With this sort of visible, relatively large onshore installation, Doherty admits Oyster might face planning problems. ‘There’s an awful lot of coastline that’s underexploited,’ he said. ‘Some beaches and headlands are likely to be good surfing spots and of course the coast is a leisure amenity and some areas are regions of natural beauty, but there are hundreds and hundreds of miles of coastline and a lot of it isn’t an amenity area. I don’t think wave power and tourism are likely to clash straight on, but proper strategic planning of the coastline – how the natural resources are going to be managed – is very important. It’s analogous to what the wind industry has been going through onshore. The planners are going to have to strike a delicate balance.’
Oyster development is continuing apace. While the sea-trial version starts producing results off Orkney, Prof Whittaker and his team are beginning scale-model tank trials of the next version, Oyster 2. ‘Oyster 1 is a full-scale proof of concept model, but Oyster 2 is likely to be our first commercial offering,’ Doherty said. ‘It’s a little larger than Oyster 1 and should produce a higher energy yield. Oyster 2 should be in the water by 2011 and we’re hoping it’ll cross the commercial hurdle in 2013 or 2014.’
The technology has already attracted commercial interest, with Airtricity – the renewable-energy-development arm of Scottish and Southern Energy – forming a joint venture with Aquamarine Power to develop 1GW worth of commercial sites for Oyster devices off the UK and Ireland by 2020.
The other shortlisted candidates in this category were:
STEALTH TECHNOLOGY ENABLES WIND ENERGY
BAE Systems Advanced Technology, Vestas Technology UK, Manchester and Sheffield Universities
The radar signature of wind turbines is often an obstacle to planning consent for wind farms, due to concern over their interference with ground-based radar. Using a combination of radar-signal expertise and materials that absorb radio waves, this collaboration has developed ‘stealth capability’ to reduce the signature of the blades, nose cone, tower and nacelle by a factor of 1,000.

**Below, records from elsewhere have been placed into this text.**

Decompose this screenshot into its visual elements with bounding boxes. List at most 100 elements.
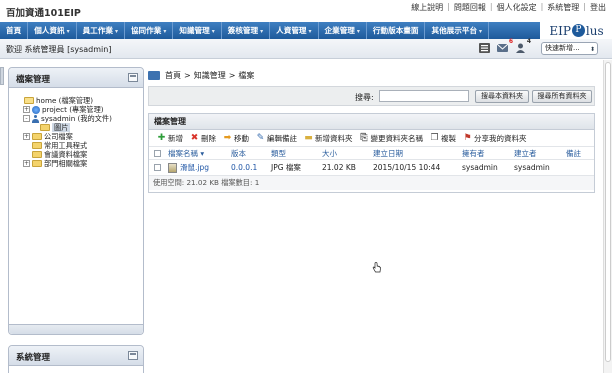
- copy-icon: ❐: [430, 132, 439, 143]
- breadcrumb-knowledge[interactable]: 知識管理: [194, 70, 226, 81]
- col-creator[interactable]: 建立者: [514, 147, 537, 160]
- tree-node-label[interactable]: 公司檔案: [44, 132, 73, 141]
- tree-node[interactable]: home (檔案管理): [15, 96, 112, 105]
- report-issue-link[interactable]: 問題回報: [454, 2, 486, 13]
- logout-link[interactable]: 登出: [590, 2, 606, 13]
- chevron-down-icon: ▾: [356, 28, 360, 35]
- tree-node-label[interactable]: project (專案管理): [42, 105, 104, 114]
- expand-icon[interactable]: +: [23, 106, 30, 113]
- col-type[interactable]: 類型: [271, 147, 286, 160]
- nav-item[interactable]: 其他展示平台 ▾: [425, 22, 490, 39]
- mail-icon[interactable]: 6: [496, 38, 513, 54]
- docs-icon[interactable]: [478, 42, 491, 54]
- sidebar-collapse-handle[interactable]: [0, 67, 4, 85]
- col-name[interactable]: 檔案名稱 ▾: [168, 147, 204, 160]
- row-checkbox[interactable]: [154, 164, 161, 171]
- folder-icon: ▬: [304, 132, 313, 143]
- page-scrollbar[interactable]: [603, 60, 612, 373]
- table-row[interactable]: 滑鼠.jpg 0.0.0.1 JPG 檔案 21.02 KB 2015/10/1…: [149, 160, 594, 176]
- mail-count-badge: 6: [508, 38, 513, 45]
- toolbar-pencil-button[interactable]: ✎ 編輯備註: [256, 133, 297, 144]
- tree-node-label[interactable]: sysadmin (我的文件): [41, 114, 112, 123]
- minimize-icon[interactable]: [128, 73, 138, 82]
- toolbar-arrow-right-button[interactable]: ➡ 移動: [223, 133, 249, 144]
- toolbar-plus-button[interactable]: ✚ 新增: [157, 133, 183, 144]
- tree-node[interactable]: 圖片: [15, 123, 112, 132]
- file-created: 2015/10/15 10:44: [373, 163, 441, 172]
- share-icon: ⚑: [463, 132, 472, 143]
- scrollbar-thumb[interactable]: [605, 62, 611, 362]
- tree-node-label[interactable]: 常用工具程式: [44, 141, 87, 150]
- toolbar-button-label: 刪除: [201, 133, 216, 143]
- chevron-down-icon: ⬍: [589, 46, 595, 53]
- minimize-icon[interactable]: [128, 351, 138, 360]
- tree-node-label[interactable]: 部門相關檔案: [44, 159, 87, 168]
- toolbar-x-button[interactable]: ✖ 刪除: [190, 133, 216, 144]
- col-note[interactable]: 備註: [566, 147, 581, 160]
- nav-item[interactable]: 協同作業 ▾: [125, 22, 174, 39]
- col-created[interactable]: 建立日期: [373, 147, 403, 160]
- nav-item-label: 行動版本畫面: [372, 26, 419, 35]
- file-version-link[interactable]: 0.0.0.1: [231, 160, 257, 176]
- col-owner[interactable]: 擁有者: [462, 147, 485, 160]
- table-header: 檔案名稱 ▾ 版本 類型 大小 建立日期 擁有者 建立者 備註: [149, 147, 594, 160]
- toolbar-folder-button[interactable]: ▬ 新增資料夾: [304, 132, 352, 144]
- panel-title: 檔案管理: [16, 75, 51, 85]
- quick-new-select[interactable]: 快速新增... ⬍: [541, 42, 598, 55]
- nav-item[interactable]: 知識管理 ▾: [173, 22, 222, 39]
- chevron-down-icon: ▾: [479, 28, 483, 35]
- col-version[interactable]: 版本: [231, 147, 246, 160]
- breadcrumb-home[interactable]: 首頁: [165, 70, 181, 81]
- file-name-cell[interactable]: 滑鼠.jpg: [168, 160, 209, 176]
- tree-node[interactable]: 常用工具程式: [15, 141, 112, 150]
- folder-open-icon: [24, 97, 34, 104]
- nav-item[interactable]: 員工作業 ▾: [77, 22, 125, 39]
- nav-item-label: 人資管理: [276, 26, 307, 35]
- file-creator: sysadmin: [514, 163, 550, 172]
- nav-item[interactable]: 人資管理 ▾: [270, 22, 319, 39]
- search-input[interactable]: [379, 90, 469, 102]
- tree-node-label[interactable]: 圖片: [52, 123, 71, 132]
- tree-node[interactable]: + 公司檔案: [15, 132, 112, 141]
- toolbar-button-label: 編輯備註: [267, 133, 297, 143]
- tree-node-label[interactable]: 會議資料檔案: [44, 150, 87, 159]
- help-link[interactable]: 線上說明: [411, 2, 443, 13]
- folder-icon: [32, 151, 42, 158]
- chevron-down-icon: ▾: [260, 28, 264, 35]
- nav-item-label: 其他展示平台: [431, 26, 478, 35]
- toolbar-rename-button[interactable]: ⎘ 變更資料夾名稱: [360, 133, 423, 144]
- expand-icon[interactable]: +: [23, 160, 30, 167]
- panel-header: 系統管理: [9, 346, 143, 366]
- expand-icon[interactable]: +: [23, 133, 30, 140]
- tree-node[interactable]: + project (專案管理): [15, 105, 112, 114]
- collapse-icon[interactable]: -: [23, 115, 30, 122]
- system-admin-link[interactable]: 系統管理: [547, 2, 579, 13]
- tree-node-label[interactable]: home (檔案管理): [36, 96, 93, 105]
- nav-item[interactable]: 首頁: [0, 22, 29, 39]
- select-all-checkbox[interactable]: [154, 150, 161, 157]
- globe-icon: [32, 105, 40, 114]
- personal-settings-link[interactable]: 個人化設定: [497, 2, 537, 13]
- pencil-icon: ✎: [256, 132, 265, 143]
- nav-item[interactable]: 簽核管理 ▾: [222, 22, 271, 39]
- search-this-folder-button[interactable]: 搜尋本資料夾: [475, 90, 529, 103]
- breadcrumb: 首頁 > 知識管理 > 檔案: [148, 70, 254, 81]
- nav-item[interactable]: 企業管理 ▾: [319, 22, 367, 39]
- nav-item[interactable]: 個人資訊 ▾: [28, 22, 77, 39]
- toolbar-share-button[interactable]: ⚑ 分享我的資料夾: [463, 132, 526, 144]
- separator: |: [447, 2, 450, 11]
- col-size[interactable]: 大小: [322, 147, 337, 160]
- file-name-link[interactable]: 滑鼠.jpg: [180, 163, 209, 172]
- user-count-badge: 4: [526, 38, 531, 45]
- tree-node[interactable]: - sysadmin (我的文件): [15, 114, 112, 123]
- notification-icons: 6 4: [478, 38, 531, 54]
- toolbar-copy-button[interactable]: ❐ 複製: [430, 133, 456, 144]
- search-all-folders-button[interactable]: 搜尋所有資料夾: [532, 90, 592, 103]
- panel-footer: [9, 324, 143, 334]
- nav-item[interactable]: 行動版本畫面: [367, 22, 426, 39]
- file-toolbar: ✚ 新增 ✖ 刪除 ➡ 移動 ✎ 編輯備註 ▬ 新增資料夾 ⎘ 變更資料夾名稱 ❐ 複製 ⚑ 分享我的資料夾: [149, 130, 594, 147]
- tree-node[interactable]: + 部門相關檔案: [15, 159, 112, 168]
- tree-node[interactable]: 會議資料檔案: [15, 150, 112, 159]
- users-icon[interactable]: 4: [514, 38, 531, 54]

TITANIUM ALUMINIDE TURBINE BLADES
Rolls-Royce, Birmingham and Swansea Universities
Gas-turbine manufacturers are looking for materials to reduce the weight of their products. Titanium aluminide is a strong, lightweight material whose properties are suitable for turbine blades, but it is difficult to economically manufacture and shape. This project has investigated spin-casting methods that would allow TiAl to be used in commercial-scale manufacture.